Valuable UT partnerships

3/20/2003

A promising research and development relationship continues to expand between the University of Toledo and the U.S. Department of Agriculture. UT's College of Pharmacy is prepared to tackle another challenge with research funds provided by the USDA.

The College of Pharmacy has received a $325,000 federal grant to help chemists discover not only what curative properties soybeans may possess, but why the ingredients in the plant are so potent.

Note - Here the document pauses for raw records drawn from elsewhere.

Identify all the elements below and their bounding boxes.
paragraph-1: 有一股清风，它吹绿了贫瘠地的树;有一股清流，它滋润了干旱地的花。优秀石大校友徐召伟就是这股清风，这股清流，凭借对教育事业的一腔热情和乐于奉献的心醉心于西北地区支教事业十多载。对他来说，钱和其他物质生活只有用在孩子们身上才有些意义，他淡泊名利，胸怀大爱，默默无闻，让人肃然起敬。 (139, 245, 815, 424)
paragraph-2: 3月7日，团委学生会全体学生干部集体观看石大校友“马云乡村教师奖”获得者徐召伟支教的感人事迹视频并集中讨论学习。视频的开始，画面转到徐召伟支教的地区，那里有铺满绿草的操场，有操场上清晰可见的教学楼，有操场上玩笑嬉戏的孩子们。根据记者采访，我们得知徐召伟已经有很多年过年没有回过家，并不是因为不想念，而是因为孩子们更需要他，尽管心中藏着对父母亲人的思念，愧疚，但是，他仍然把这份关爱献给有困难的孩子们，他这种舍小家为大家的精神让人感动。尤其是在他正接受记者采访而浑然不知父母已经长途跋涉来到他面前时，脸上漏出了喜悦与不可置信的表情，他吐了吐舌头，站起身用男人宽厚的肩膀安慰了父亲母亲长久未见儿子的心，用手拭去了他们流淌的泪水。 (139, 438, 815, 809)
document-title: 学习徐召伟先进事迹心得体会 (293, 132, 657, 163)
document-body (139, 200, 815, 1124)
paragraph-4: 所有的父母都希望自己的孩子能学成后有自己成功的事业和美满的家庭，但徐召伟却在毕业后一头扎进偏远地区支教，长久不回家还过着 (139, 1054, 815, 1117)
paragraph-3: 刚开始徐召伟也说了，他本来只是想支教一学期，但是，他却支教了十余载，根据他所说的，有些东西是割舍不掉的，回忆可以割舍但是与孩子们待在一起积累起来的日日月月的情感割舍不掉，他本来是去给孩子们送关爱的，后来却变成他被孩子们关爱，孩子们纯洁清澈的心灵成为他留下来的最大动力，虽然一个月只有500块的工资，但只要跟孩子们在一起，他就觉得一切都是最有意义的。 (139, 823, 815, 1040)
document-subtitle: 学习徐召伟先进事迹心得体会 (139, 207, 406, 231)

UT is sharing grant money and project work with the Southern Regional Research Center of the Agricultural Research Service in New Orleans and the Center for Bioenvironmental Research, a joint project of Tulane and Xavier universities in New Orleans.

The UT grant is expected to remain in effect for at least five years, bringing the College of Pharmacy $1.6 million.

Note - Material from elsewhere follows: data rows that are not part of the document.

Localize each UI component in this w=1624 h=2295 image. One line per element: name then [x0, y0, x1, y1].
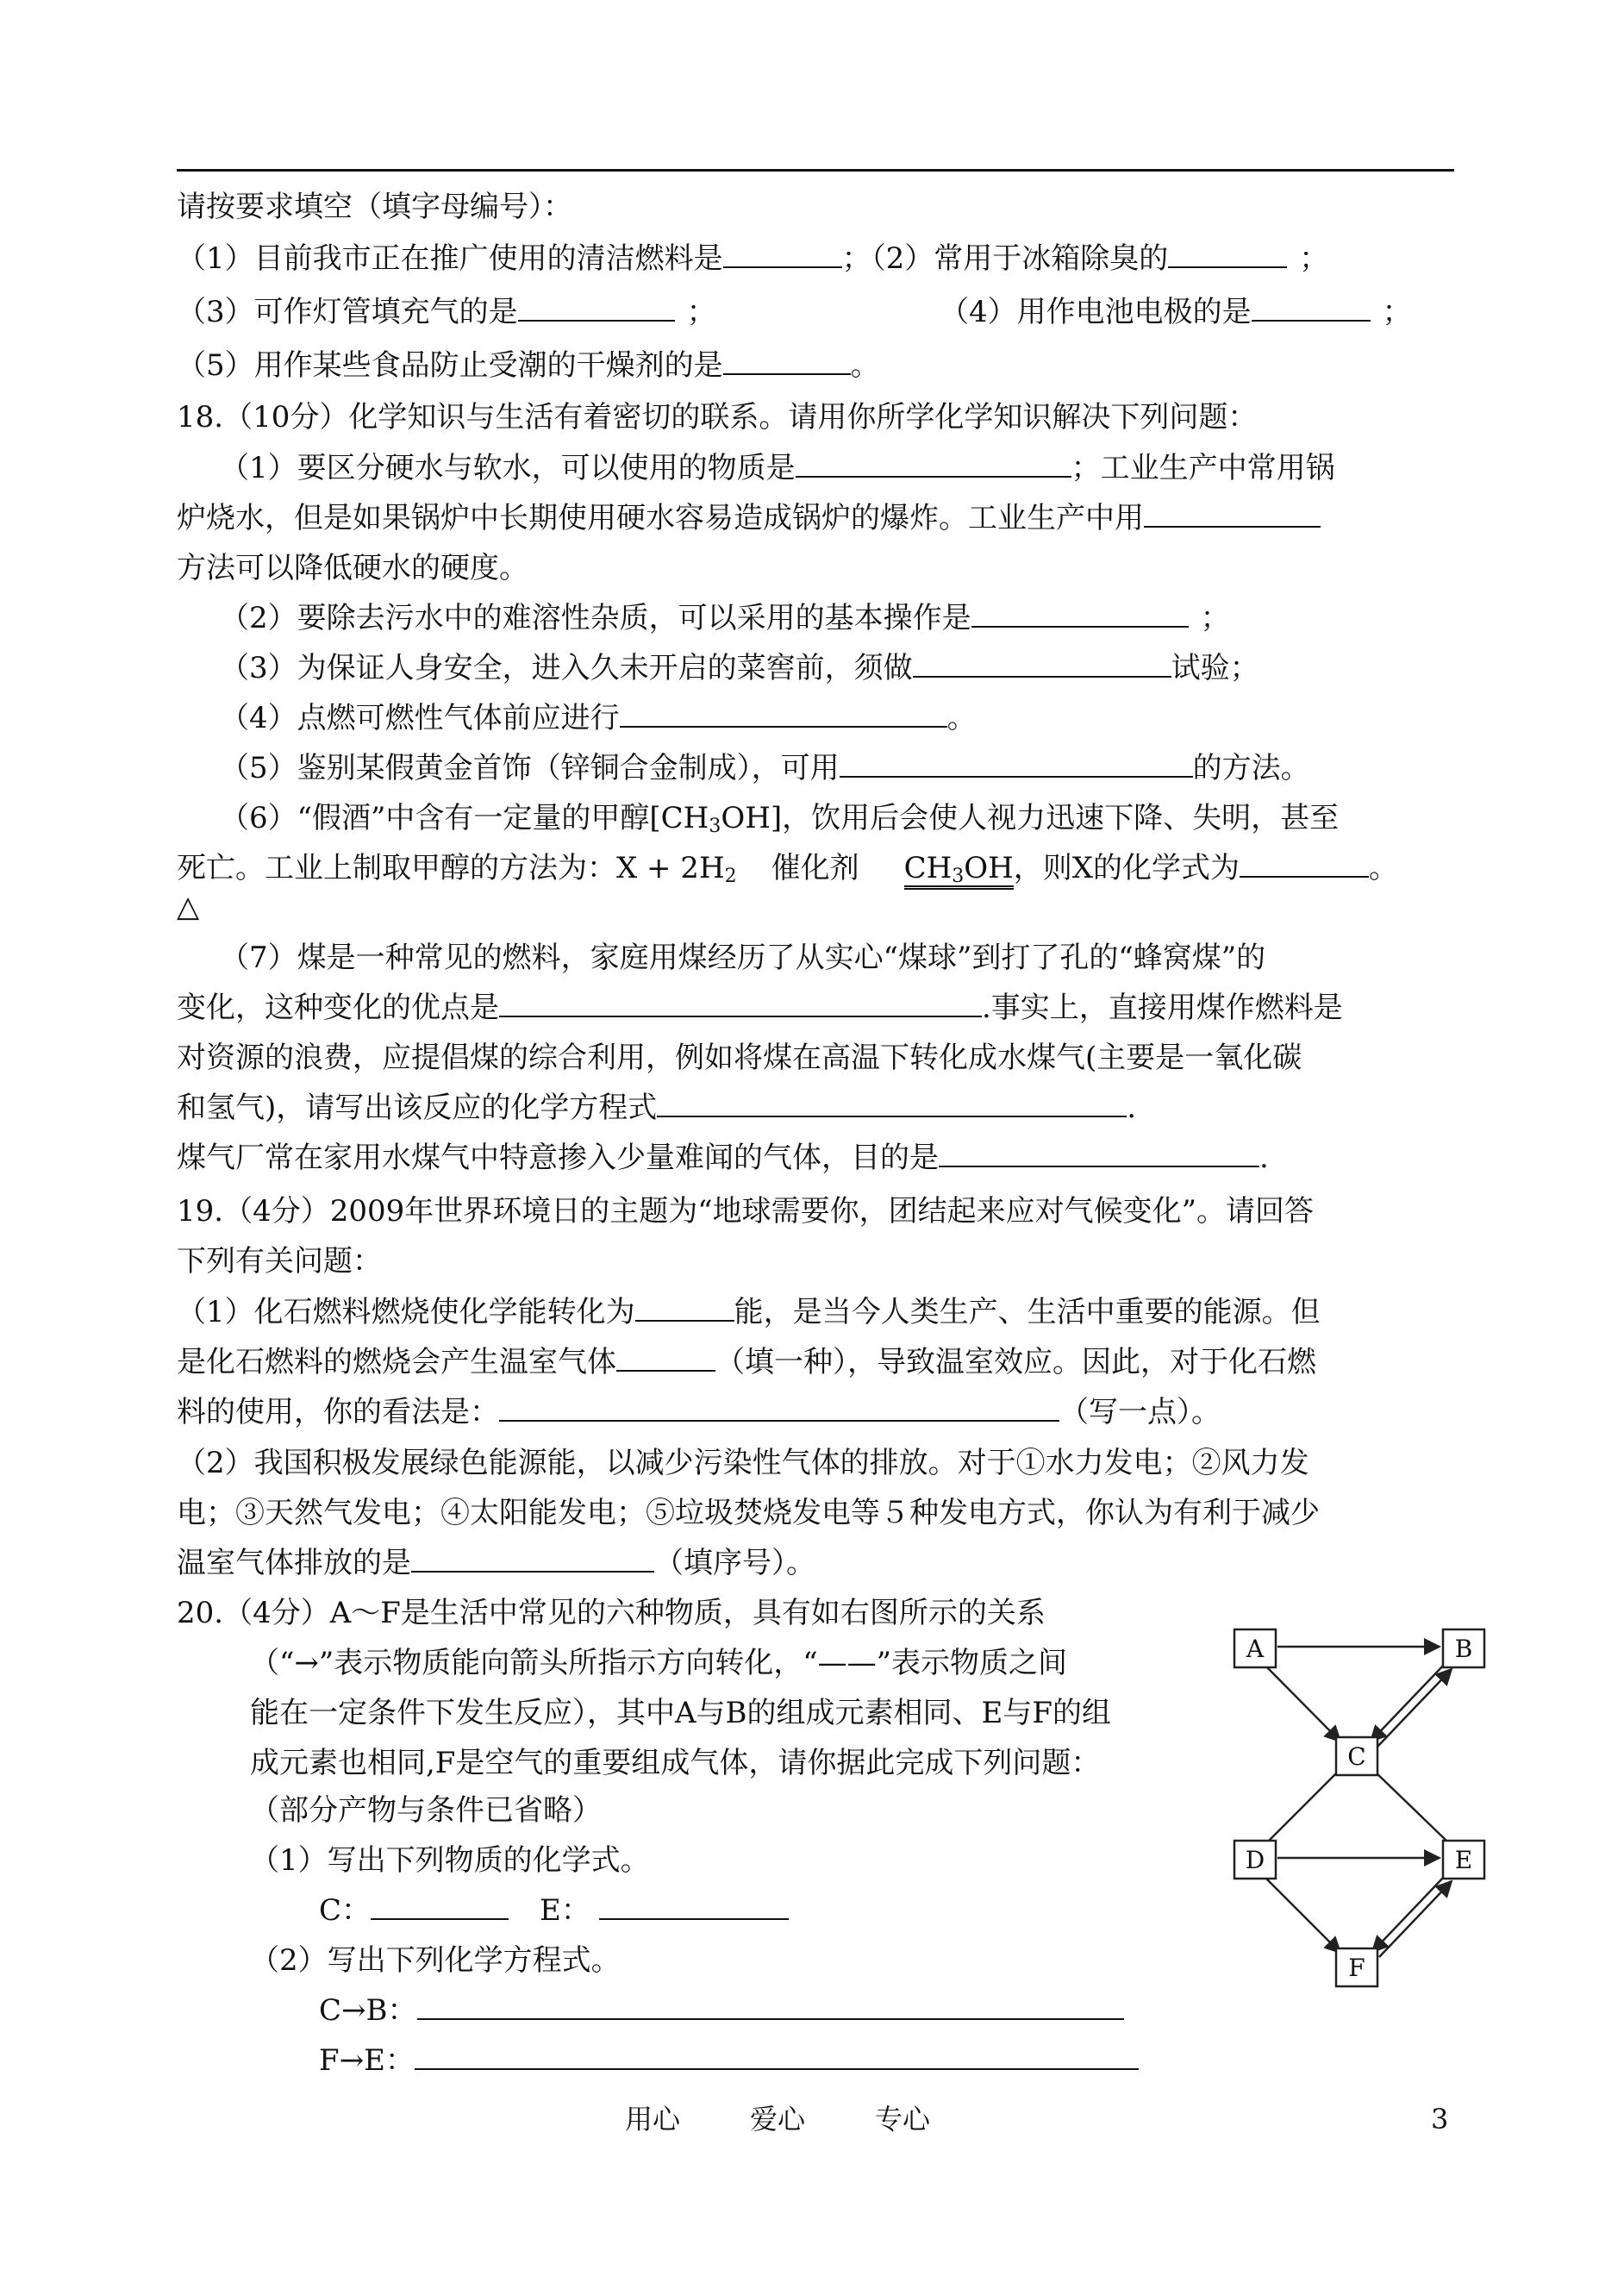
- relationship-diagram: [1224, 1621, 1508, 2017]
- q18-p6-text-2: OH]，饮用后会使人视力迅速下降、失明，甚至: [721, 801, 1340, 835]
- q18-p4-line: [220, 699, 977, 737]
- q18-blank-10[interactable]: [939, 1140, 1259, 1167]
- q19-heading-2: 下列有关问题：: [177, 1244, 382, 1279]
- q20-sub-2: （2）写出下列化学方程式。: [250, 1943, 621, 1978]
- reaction-equals-sign: [904, 851, 1014, 890]
- q18-p3-line: [220, 649, 1259, 687]
- q17-item-2-text: ；（2）常用于冰箱除臭的: [841, 241, 1169, 276]
- q19-blank-3[interactable]: [499, 1394, 1059, 1422]
- q18-blank-3[interactable]: [971, 600, 1189, 628]
- q17-item-5-text: （5）用作某些食品防止受潮的干燥剂的是: [177, 348, 723, 383]
- c-to-b-equation-blank[interactable]: [417, 1992, 1124, 2020]
- q19-p1-text: （1）化石燃料燃烧使化学能转化为: [177, 1295, 635, 1329]
- period: 。: [946, 701, 977, 735]
- q18-p6-line-2: [177, 849, 1398, 896]
- q18-p6-text: （6）“假酒”中含有一定量的甲醇[CH: [220, 801, 709, 835]
- q19-p2-line-1: （2）我国积极发展绿色能源能，以减少污染性气体的排放。对于①水力发电；②风力发: [177, 1446, 1309, 1480]
- arrow-f-to-e: [1379, 1881, 1452, 1957]
- q18-p7-line-2: [177, 989, 1343, 1027]
- q19-heading-1: 19.（4分）2009年世界环境日的主题为“地球需要你，团结起来应对气候变化”。请回答: [177, 1194, 1314, 1229]
- semicolon: ；: [1200, 601, 1230, 635]
- e-label: E：: [540, 1893, 590, 1928]
- arrow-d-to-f: [1265, 1878, 1340, 1953]
- q18-p7-line-3: 对资源的浪费，应提倡煤的综合利用，例如将煤在高温下转化成水煤气(主要是一氧化碳: [177, 1041, 1302, 1075]
- page-number: 3: [1431, 2103, 1449, 2136]
- q20-line-2: （“→”表示物质能向箭头所指示方向转化，“——”表示物质之间: [250, 1646, 1068, 1680]
- product-text-2: OH: [964, 851, 1014, 885]
- subscript: 2: [724, 866, 737, 887]
- catalyst-label: 催化剂: [771, 851, 859, 885]
- q20-fe-line: [319, 2042, 1139, 2079]
- q18-blank-1[interactable]: [796, 450, 1071, 478]
- q19-blank-2[interactable]: [616, 1344, 715, 1372]
- footer-word-2: 爱心: [750, 2103, 806, 2136]
- q20-heading: 20.（4分）A～F是生活中常见的六种物质，具有如右图所示的关系: [177, 1596, 1046, 1630]
- dot: .: [1127, 1091, 1137, 1125]
- product-text: CH: [903, 851, 953, 885]
- q20-cb-line: [319, 1992, 1124, 2029]
- q18-p7-text-2: .事实上，直接用煤作燃料是: [982, 991, 1343, 1025]
- semicolon: ；: [1299, 241, 1329, 276]
- q19-p1-text-5: 料的使用，你的看法是：: [177, 1395, 499, 1429]
- q20-formula-line: [319, 1892, 789, 1929]
- q18-p7-line-1: （7）煤是一种常见的燃料，家庭用煤经历了从实心“煤球”到打了孔的“蜂窝煤”的: [220, 941, 1266, 975]
- q18-p2-text: （2）要除去污水中的难溶性杂质，可以采用的基本操作是: [220, 601, 971, 635]
- q19-p2-line-2: 电；③天然气发电；④太阳能发电；⑤垃圾焚烧发电等５种发电方式，你认为有利于减少: [177, 1496, 1320, 1530]
- q19-p2-text-2: （填序号）。: [654, 1546, 815, 1580]
- node-b-label: B: [1454, 1635, 1473, 1663]
- q18-p5-text-2: 的方法。: [1192, 751, 1310, 785]
- q20-line-3: 能在一定条件下发生反应），其中A与B的组成元素相同、E与F的组: [250, 1696, 1111, 1730]
- q19-p1-line-2: [177, 1343, 1316, 1381]
- node-e-label: E: [1454, 1846, 1473, 1874]
- semicolon: ；: [1382, 295, 1412, 329]
- q18-blank-4[interactable]: [913, 650, 1171, 678]
- q18-p1-line-2: [177, 499, 1321, 537]
- c-formula-blank[interactable]: [371, 1892, 509, 1920]
- q19-p1-text-2: 能，是当今人类生产、生活中重要的能源。但: [734, 1295, 1321, 1329]
- arrow-b-to-c: [1371, 1664, 1445, 1742]
- q18-blank-9[interactable]: [657, 1090, 1127, 1117]
- q18-p7-line-5: [177, 1139, 1269, 1177]
- q17-line-1: [177, 240, 1328, 278]
- top-rule: [177, 169, 1454, 172]
- q17-blank-3[interactable]: [518, 294, 675, 322]
- q17-item-4-text: （4）用作电池电极的是: [940, 295, 1252, 329]
- q18-p2-line: [220, 599, 1230, 637]
- q17-line-3: [177, 347, 880, 385]
- node-f-label: F: [1348, 1954, 1365, 1982]
- q17-blank-4[interactable]: [1252, 294, 1371, 322]
- q18-p5-line: [220, 749, 1310, 787]
- footer-word-1: 用心: [625, 2103, 681, 2136]
- q18-p6-question: ，则X的化学式为: [1013, 851, 1240, 885]
- semicolon: ；: [686, 295, 716, 329]
- arrow-e-to-f: [1372, 1876, 1445, 1952]
- q19-p1-line-1: [177, 1293, 1321, 1331]
- q18-p7-text: 变化，这种变化的优点是: [177, 991, 499, 1025]
- node-a-label: A: [1246, 1635, 1265, 1663]
- heat-symbol: △: [177, 890, 200, 924]
- q18-p4-text: （4）点燃可燃性气体前应进行: [220, 701, 620, 735]
- footer-word-3: 专心: [875, 2103, 931, 2136]
- f-to-e-equation-blank[interactable]: [415, 2042, 1139, 2070]
- q18-p7-text-3: 和氢气)，请写出该反应的化学方程式: [177, 1091, 658, 1125]
- subscript: 3: [709, 816, 721, 837]
- period: 。: [850, 348, 880, 383]
- q17-blank-2[interactable]: [1168, 241, 1287, 268]
- q20-line-4: 成元素也相同,F是空气的重要组成气体，请你据此完成下列问题：: [250, 1746, 1101, 1780]
- q18-p6-equation-left: 死亡。工业上制取甲醇的方法为：X + 2H: [177, 851, 725, 885]
- q17-item-1-text: （1）目前我市正在推广使用的清洁燃料是: [177, 241, 723, 276]
- q18-blank-5[interactable]: [620, 700, 947, 728]
- q18-blank-6[interactable]: [840, 750, 1193, 778]
- intro-line: 请按要求填空（填字母编号）：: [177, 190, 572, 224]
- q19-p1-text-4: （填一种），导致温室效应。因此，对于化石燃: [715, 1345, 1316, 1379]
- q17-line-2: [177, 293, 716, 331]
- q19-p2-text: 温室气体排放的是: [177, 1546, 411, 1580]
- link-c-d: [1269, 1769, 1340, 1841]
- node-d-label: D: [1245, 1846, 1265, 1874]
- q18-p1-text-3: 炉烧水，但是如果锅炉中长期使用硬水容易造成锅炉的爆炸。工业生产中用: [177, 501, 1144, 535]
- link-c-e: [1372, 1769, 1446, 1841]
- q18-blank-8[interactable]: [499, 990, 982, 1017]
- q18-p1-line-1: [220, 449, 1335, 487]
- arrow-c-to-b: [1377, 1669, 1452, 1747]
- q18-p7-line-4: [177, 1089, 1136, 1127]
- q19-p1-text-3: 是化石燃料的燃烧会产生温室气体: [177, 1345, 616, 1379]
- node-c-label: C: [1347, 1742, 1366, 1771]
- q18-p3-text: （3）为保证人身安全，进入久未开启的菜窖前，须做: [220, 651, 913, 685]
- q18-p3-text-2: 试验；: [1171, 651, 1259, 685]
- q19-blank-1[interactable]: [635, 1294, 734, 1322]
- q18-p6-line-1: [220, 799, 1339, 846]
- e-formula-blank[interactable]: [599, 1892, 789, 1920]
- dot: .: [1259, 1141, 1269, 1175]
- q18-blank-7[interactable]: [1240, 850, 1369, 878]
- q17-blank-1[interactable]: [723, 241, 842, 268]
- q17-blank-5[interactable]: [723, 347, 851, 375]
- q19-p1-line-3: [177, 1393, 1221, 1431]
- q19-blank-4[interactable]: [411, 1545, 654, 1573]
- q17-line-2b: [940, 293, 1412, 331]
- q20-sub-1: （1）写出下列物质的化学式。: [250, 1843, 650, 1878]
- q18-p1-text: （1）要区分硬水与软水，可以使用的物质是: [220, 451, 796, 485]
- q18-p1-text-2: ；工业生产中常用锅: [1071, 451, 1335, 485]
- subscript: 3: [952, 866, 965, 887]
- q19-p1-text-6: （写一点）。: [1059, 1395, 1221, 1429]
- arrow-a-to-c: [1265, 1666, 1340, 1742]
- q18-heading: 18.（10分）化学知识与生活有着密切的联系。请用你所学化学知识解决下列问题：: [177, 400, 1258, 435]
- q18-p7-text-4: 煤气厂常在家用水煤气中特意掺入少量难闻的气体，目的是: [177, 1141, 939, 1175]
- period: 。: [1369, 851, 1399, 885]
- q17-item-3-text: （3）可作灯管填充气的是: [177, 295, 518, 329]
- q20-line-5: （部分产物与条件已省略）: [250, 1793, 602, 1828]
- c-label: C：: [319, 1893, 372, 1928]
- q18-p5-text: （5）鉴别某假黄金首饰（锌铜合金制成），可用: [220, 751, 840, 785]
- q18-p1-line-3: 方法可以降低硬水的硬度。: [177, 551, 528, 585]
- c-to-b-label: C→B：: [319, 1993, 417, 2028]
- f-to-e-label: F→E：: [319, 2043, 415, 2078]
- q19-p2-line-3: [177, 1544, 815, 1582]
- q18-blank-2[interactable]: [1144, 500, 1321, 528]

Earlier this year, the USDA agreed to bankroll $1.5 million annually for studies in UT greenhouses involving bedding plant diseases and pests. Northwest Ohio and southeast Michigan have a wealth of commercial greenhouses whose growers can offer direct input and receive direct benefit from UT's regional research.

The USDA-funded research to optimize the practical medicinal properties of soybeans - which hold untold possibilities for the pharmaceutical industry - is another opportunity for UT to raise its research profile and perhaps increase its chances of becoming a permanent research site for the agriculture department.

The research developments at UT are encouraging not only for the advancement of mutually beneficial commercial-research partnerships, but for the new economic growth they may attract.

In his State of the University Address, UT President Daniel Johnson stressed the importance of committing the school and its resources to becoming an economic engine for northwest Ohio. Winning vital research grants, to help area growers and to study pharmaceutical drug development based on the curative properties of soybeans, is certainly an optimistic step toward that goal.